I am using Sckit-learn and am using a Confusion Matrix to get more insight into how my algorithm is performing:
X_train, X_test, Y_train, Y_test = train_test_split(keywords_list,
label_list, test_size=0.33, random_state=42)
pipeline.fit(X_train, Y_train)
pred = pipeline.predict(X_test)
print(confusion_matrix(Y_test, pred))
I am getting an output like this:
[[1011 72]
[ 154 1380]]
Which I assume follows the format for these Matrixes:
TP|FP
FN|TN
Is it possible to retrieve the values that are being classified as false positives and False Negatives? Knowing what that data looks like would be helpful towards my work. it goes without saying I am new to Sckit-Learn.
EDIT:
Alessandro gave good advice by informing me that Y_test != pred
would return all of my false positives/negatives in the confusion matrix.
One factor that I should have mentioned in my original question is that I am classifying textual data under binary labels. (E.g.

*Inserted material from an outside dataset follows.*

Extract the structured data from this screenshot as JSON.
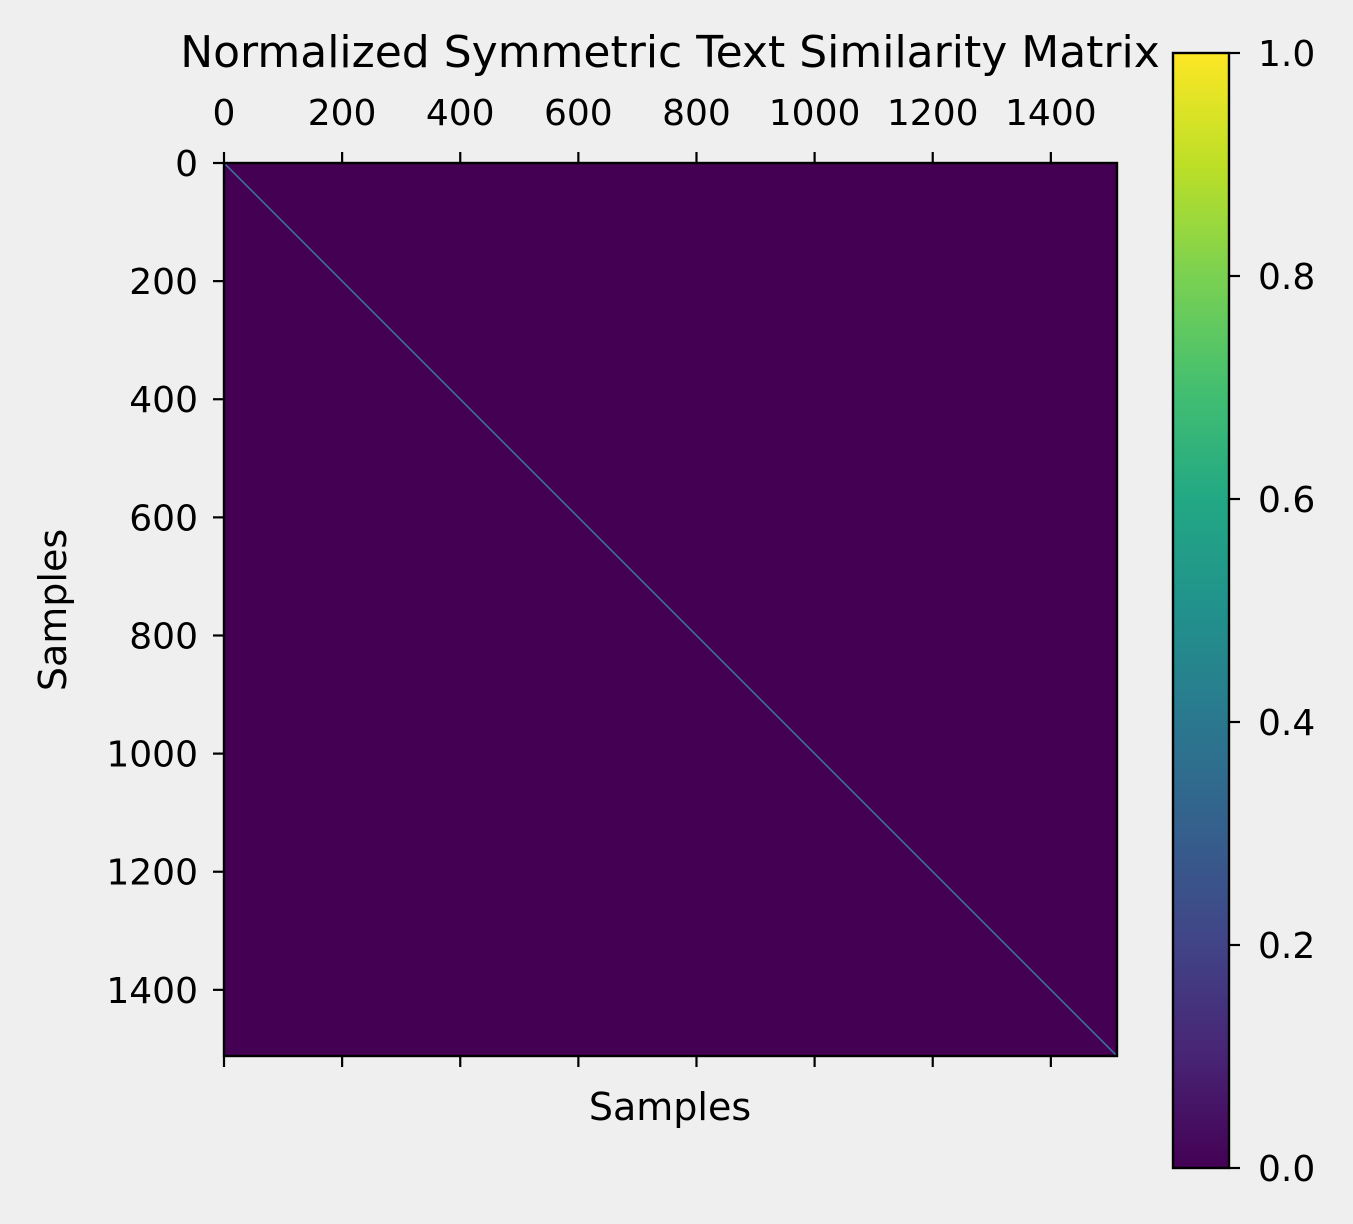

Ham/Spam) and I want to identify them seperately from each other. My current code for extracting false negatives is taking the form of:
false_neg = open('false_neg.csv', 'w')
falsen_list = X_test[(Y_test == 'Spam') and (pred == 'Ham')] #False Negatives
wr2 = csv.writer(false_neg, quoting=csv.QUOTE_ALL)
for x in falsen_list:
wr2.writerow([x])
Unfortunately, this throws an error:
Traceback (most recent call last):
File "/home/noname365/PycharmProjects/MLCorpusBlacklist/CorpusML_training.py", line 171, in <module>
falsen_list = X_test[(Y_test == 'blacklisted') and (pred == 'clean')] #False Negatives
File "/home/noname365/virtualenvs/env35/lib/python3.5/site-packages/pandas/core/generic.py", line 731, in __nonzero__
.format(self.__class__.__name__))
ValueError: The truth value of a Series is ambiguous. Use a.empty, a.bool(), a.item(), a.any() or a.all().
Am I on the right track here?